Documents found in Soviet archives after the fall of the Iron Curtain revealed a great deal about the character of Ted Kennedy.
As HUMAN EVENTS first reported on December 8, 2003:One of the documents, a KGB report to bosses in the Soviet Communist Party Central Committee, revealed that “In 1978, American Sen. Edward Kennedy requested the assistance of the KGB to establish a relationship” between the Soviet apparatus and a firm owned by former Sen. John Tunney (D-Ca.). KGB recommended that they be permitted to do this because Tunney's firm was already connected with a KGB agent in France named David Karr. This document was found by the knowledgeable Russian journalist Yevgenia Albats and published in Moscow's Izvestia in June 1992.Tim Sebastian, a reporter for the London Times, found contemporaneous KGB documentation and published a story in February of 1992 of an additional communiqué by Ted Kennedy to the Soviet intelligence agency through Tunney. Full text of the letter from the appendix of Paul Kengor’s book The Crusader: Ronald Reagan and the Fall of Communism can be found here.
Another KGB report to their bosses revealed that on March 5, 1980, John Tunney met with the KGB in Moscow on behalf of Sen. Kennedy. Tunney expressed Kennedy’s opinion that “nonsense about ‘the Soviet military threat’ and Soviet ambitions for military expansion in the Persian Gulf… was being fueled by [President Jimmy] Carter, [National Security Advisor Zbigniew] Brzezinski, the Pentagon and the military industrial complex.”

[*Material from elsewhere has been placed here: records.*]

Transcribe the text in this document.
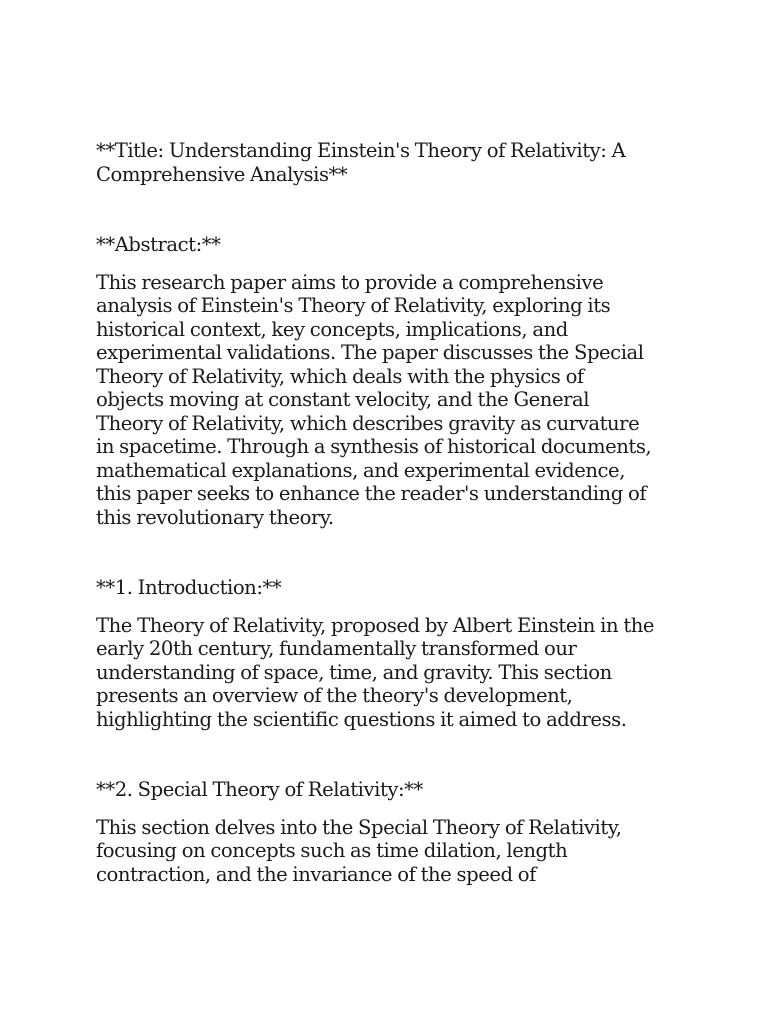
**Title: Understanding Einstein's Theory of Relativity: A Comprehensive Analysis**

**Abstract:**

This research paper aims to provide a comprehensive analysis of Einstein's Theory of Relativity, exploring its historical context, key concepts, implications, and experimental validations. The paper discusses the Special Theory of Relativity, which deals with the physics of objects moving at constant velocity, and the General Theory of Relativity, which describes gravity as curvature in spacetime. Through a synthesis of historical documents, mathematical explanations, and experimental evidence, this paper seeks to enhance the reader's understanding of this revolutionary theory.

**1. Introduction:**

The Theory of Relativity, proposed by Albert Einstein in the early 20th century, fundamentally transformed our understanding of space, time, and gravity. This section presents an overview of the theory's development, highlighting the scientific questions it aimed to address.

**2. Special Theory of Relativity:**

This section delves into the Special Theory of Relativity, focusing on concepts such as time dilation, length contraction, and the invariance of the speed of
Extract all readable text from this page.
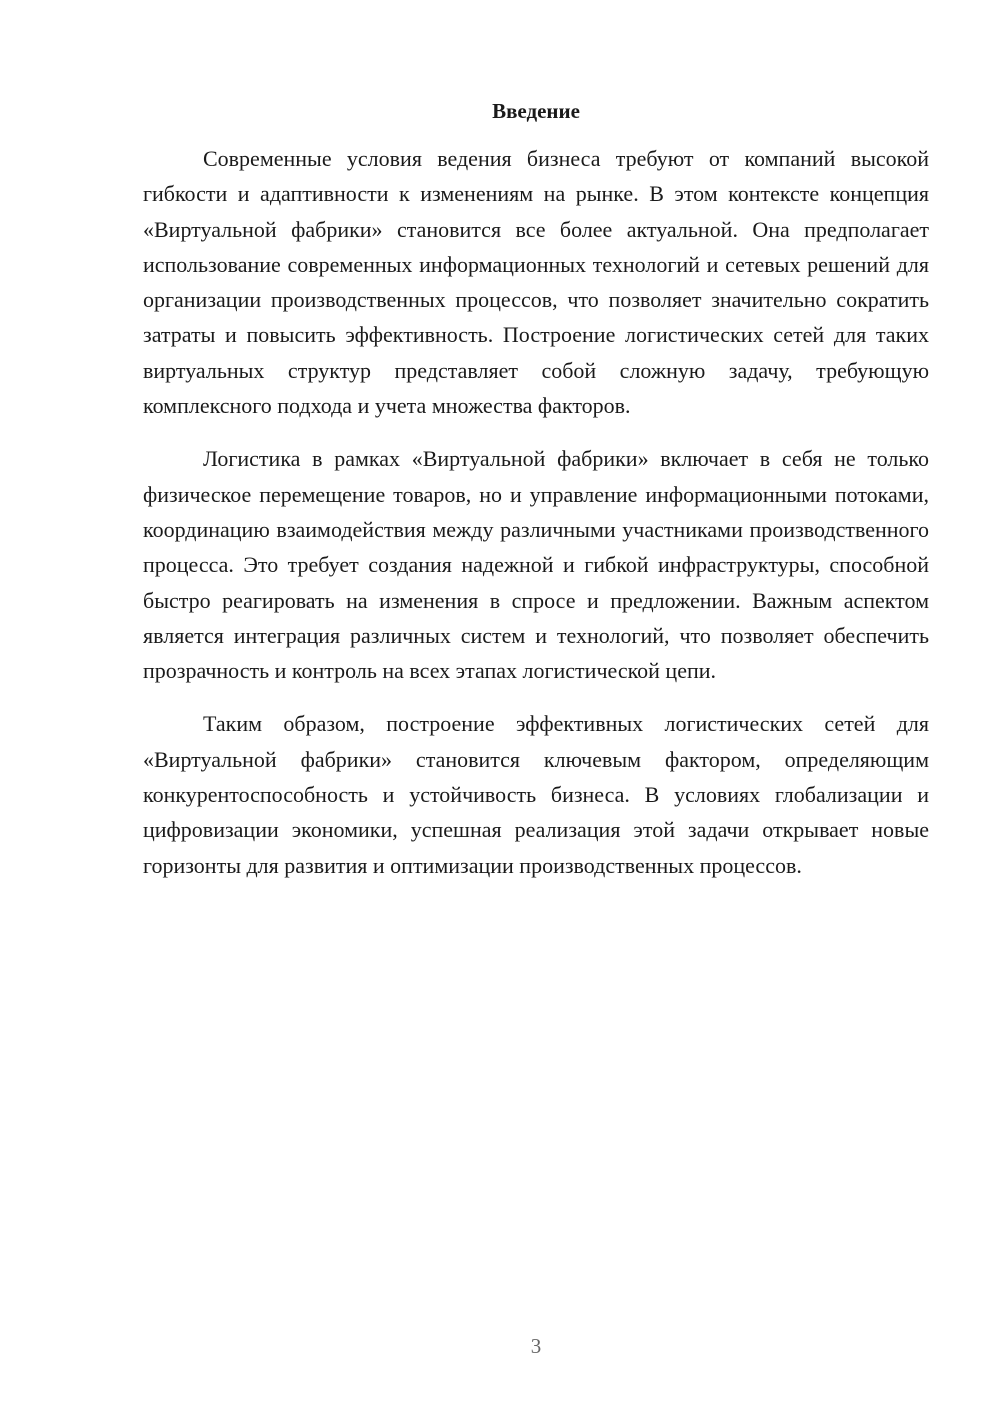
Введение

Современные условия ведения бизнеса требуют от компаний высокой гибкости и адаптивности к изменениям на рынке. В этом контексте концепция «Виртуальной фабрики» становится все более актуальной. Она предполагает использование современных информационных технологий и сетевых решений для организации производственных процессов, что позволяет значительно сократить затраты и повысить эффективность. Построение логистических сетей для таких виртуальных структур представляет собой сложную задачу, требующую комплексного подхода и учета множества факторов.

Логистика в рамках «Виртуальной фабрики» включает в себя не только физическое перемещение товаров, но и управление информационными потоками, координацию взаимодействия между различными участниками производственного процесса. Это требует создания надежной и гибкой инфраструктуры, способной быстро реагировать на изменения в спросе и предложении. Важным аспектом является интеграция различных систем и технологий, что позволяет обеспечить прозрачность и контроль на всех этапах логистической цепи.

Таким образом, построение эффективных логистических сетей для «Виртуальной фабрики» становится ключевым фактором, определяющим конкурентоспособность и устойчивость бизнеса. В условиях глобализации и цифровизации экономики, успешная реализация этой задачи открывает новые горизонты для развития и оптимизации производственных процессов.

3
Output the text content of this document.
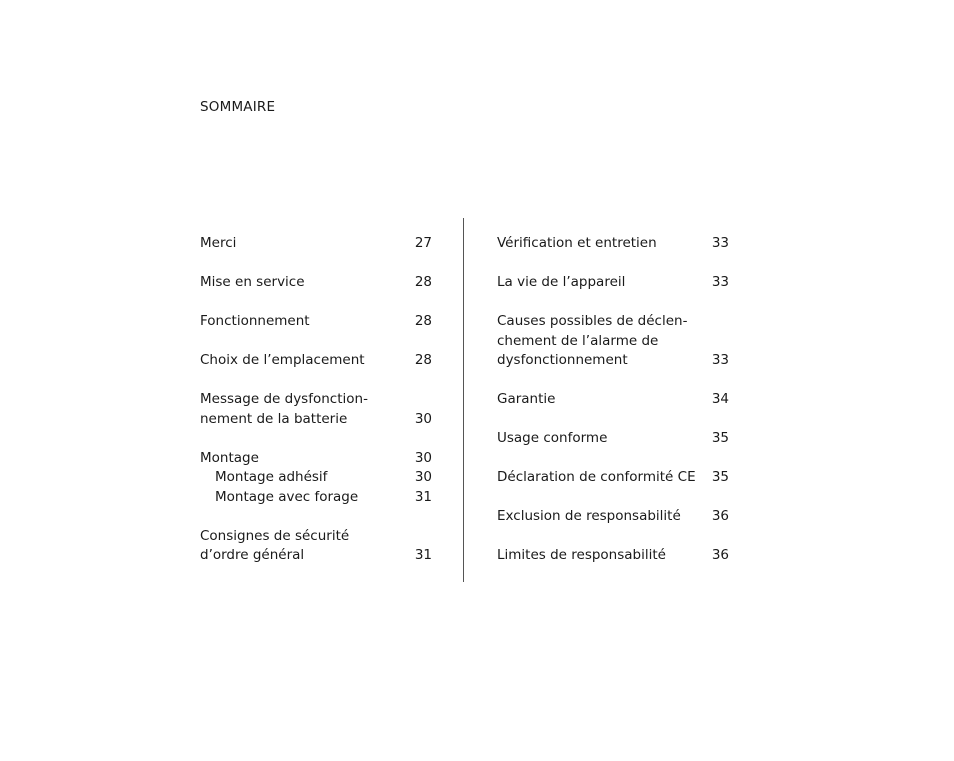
SOMMAIRE
Merci	27
Mise en service	28
Fonctionnement	28
Choix de l’emplacement	28
Message de dysfonction-
nement de la batterie	30
Montage	30
Montage adhésif	30
Montage avec forage	31
Consignes de sécurité
d’ordre général	31
Vérification et entretien	33
La vie de l’appareil	33
Causes possibles de déclen-
chement de l’alarme de
dysfonctionnement	33
Garantie	34
Usage conforme	35
Déclaration de conformité CE	35
Exclusion de responsabilité	36
Limites de responsabilité	36
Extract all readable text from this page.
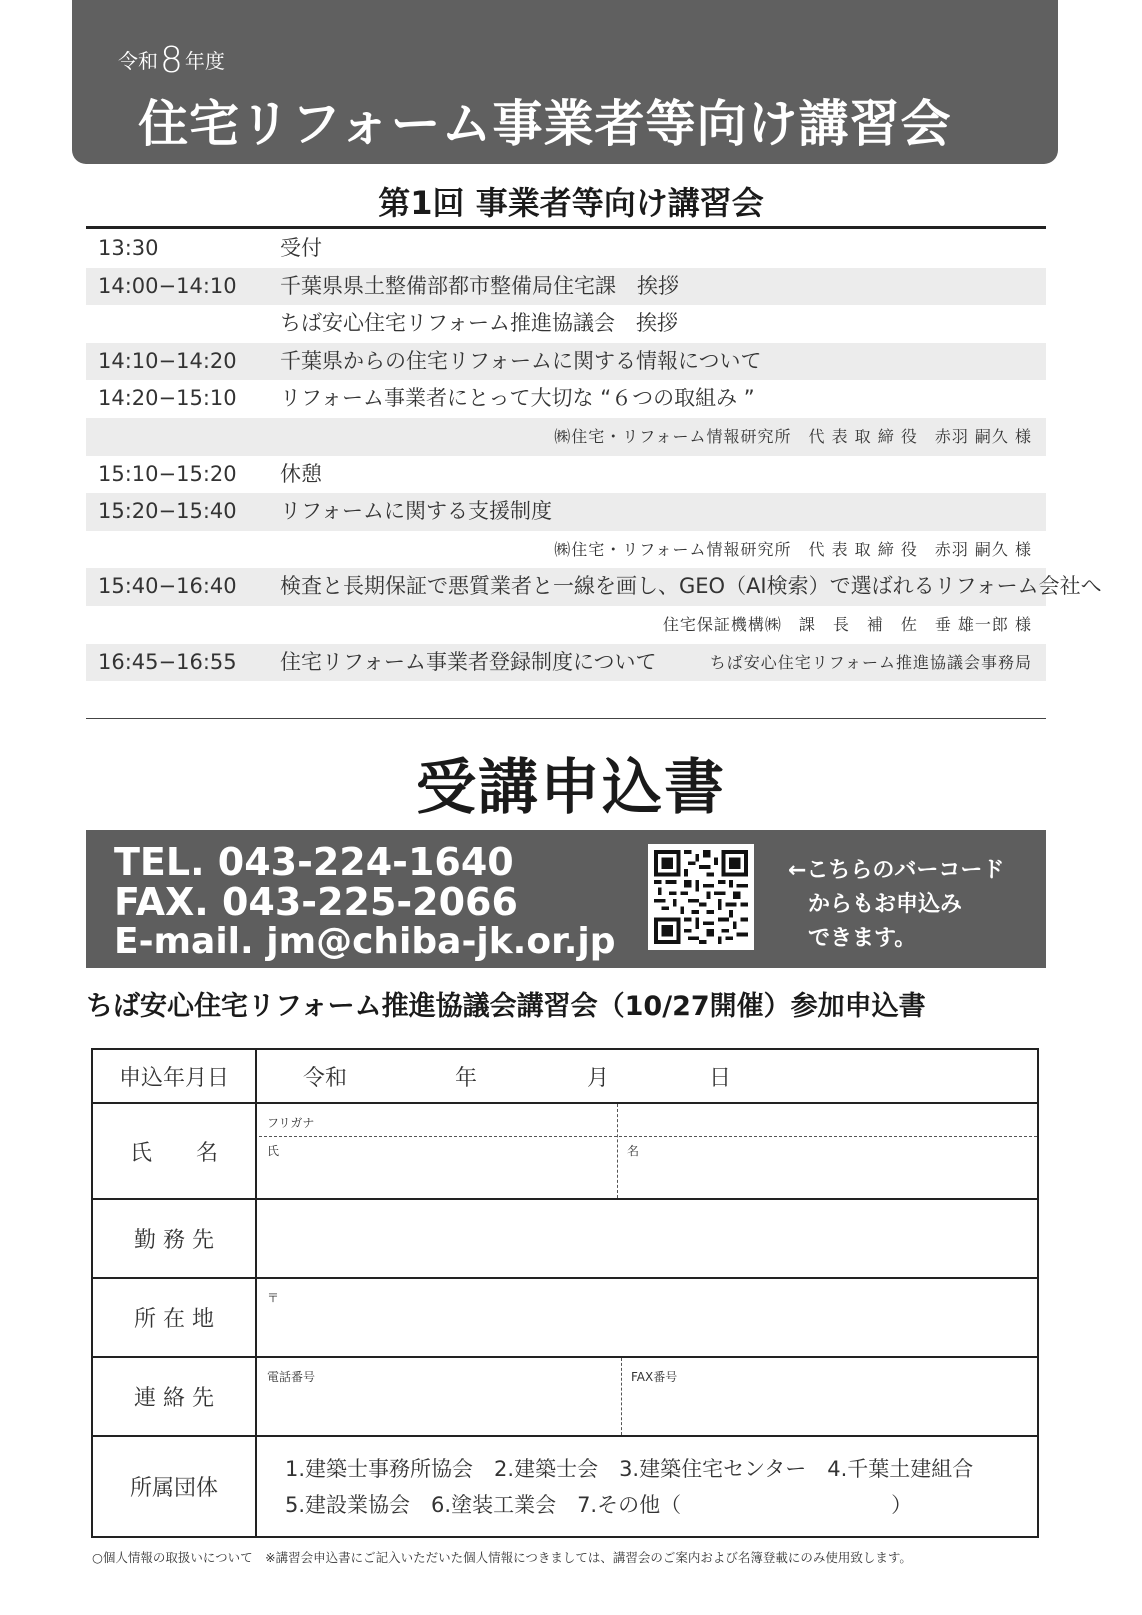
令和8 年度
住宅リフォーム事業者等向け講習会
第1回 事業者等向け講習会
13:30	受付
14:00−14:10 千葉県県土整備部都市整備局住宅課　挨拶
ちば安心住宅リフォーム推進協議会　挨拶
14:10−14:20 千葉県からの住宅リフォームに関する情報について
14:20−15:10 リフォーム事業者にとって大切な “６つの取組み ”
㈱住宅・リフォーム情報研究所　代 表 取 締 役　赤羽 嗣久 様
15:10−15:20 休憩
15:20−15:40 リフォームに関する支援制度
㈱住宅・リフォーム情報研究所　代 表 取 締 役　赤羽 嗣久 様
15:40−16:40 検査と長期保証で悪質業者と一線を画し、GEO（AI検索）で選ばれるリフォーム会社へ
住宅保証機構㈱　課　長　補　佐　垂 雄一郎 様
16:45−16:55 住宅リフォーム事業者登録制度について	ちば安心住宅リフォーム推進協議会事務局
受講申込書
TEL. 043-224-1640
FAX. 043-225-2066
E-mail. jm@chiba-jk.or.jp
←こちらのバーコード
からもお申込み
できます。
ちば安心住宅リフォーム推進協議会講習会（10/27開催）参加申込書
申込年月日	令和	年	月	日
氏　　名
フリガナ
氏	名
勤 務 先
所 在 地
〒
連 絡 先
電話番号	FAX番号
所属団体
1.建築士事務所協会　2.建築士会　3.建築住宅センター　4.千葉土建組合
5.建設業協会　6.塗装工業会　7.その他（　　　　　　　　　　）
○個人情報の取扱いについて　※講習会申込書にご記入いただいた個人情報につきましては、講習会のご案内および名簿登載にのみ使用致します。
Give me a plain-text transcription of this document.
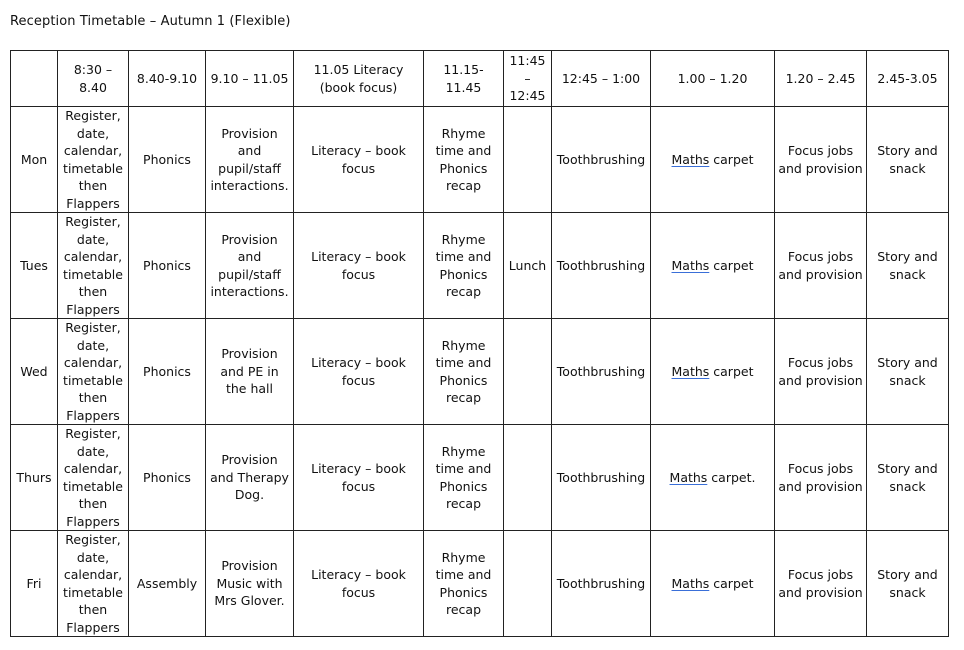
Reception Timetable – Autumn 1 (Flexible)
	8:30 – 8.40	8.40-9.10	9.10 – 11.05	11.05 Literacy (book focus)	11.15-11.45	11:45 – 12:45	12:45 – 1:00	1.00 – 1.20	1.20 – 2.45	2.45-3.05
Mon	Register, date, calendar, timetable then Flappers	Phonics	Provision and pupil/staff interactions.	Literacy – book focus	Rhyme time and Phonics recap		Toothbrushing	Maths carpet	Focus jobs and provision	Story and snack
Tues	Register, date, calendar, timetable then Flappers	Phonics	Provision and pupil/staff interactions.	Literacy – book focus	Rhyme time and Phonics recap	Lunch	Toothbrushing	Maths carpet	Focus jobs and provision	Story and snack
Wed	Register, date, calendar, timetable then Flappers	Phonics	Provision and PE in the hall	Literacy – book focus	Rhyme time and Phonics recap		Toothbrushing	Maths carpet	Focus jobs and provision	Story and snack
Thurs	Register, date, calendar, timetable then Flappers	Phonics	Provision and Therapy Dog.	Literacy – book focus	Rhyme time and Phonics recap		Toothbrushing	Maths carpet.	Focus jobs and provision	Story and snack
Fri	Register, date, calendar, timetable then Flappers	Assembly	Provision Music with Mrs Glover.	Literacy – book focus	Rhyme time and Phonics recap		Toothbrushing	Maths carpet	Focus jobs and provision	Story and snack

Kennedy offered to speak out against President Carter on Afghanistan. Shortly thereafter he made public speeches opposing President Carter on this issue. This document was found in KGB archives by Vasiliy Mitrokhin, a courageous KGB officer, who copied documents from the files and then defected to the West. He wrote about this document in a February 2002 paper on Afghanistan that he released through the Cold War International History Project of the Woodrow Wilson Center.
This time it was President Reagan in Kennedy’s crosshairs as he attempted to arrange a meeting between Kennedy and General Secretary of the Central Committee of the Communist Party of the Soviet Union Yuri Andropov.
In this May 14, 1983, letter written by underling Viktor Chebrikov to Andropov, he relayed Kennedy’s offer to meet, Chebrikov explaining that Kennedy blamed poor American-Soviet relations not on the Communist country, but on President Reagan. According to Chebrikov’s letter, Kennedy said he wanted to stop Reagan’s re-election effort in 1984.
Chebrikov’s letter also claimed that Kennedy was “very impressed” with Andropov and that Kennedy was reaching out to the Soviets to thwart Reagan’s forceful defense policies. Kennedy suggested the Soviets reach out specifically to Barbara Walters and Walter Cronkite to counter in the American media what he said Kennedy considered Reagan “propaganda.”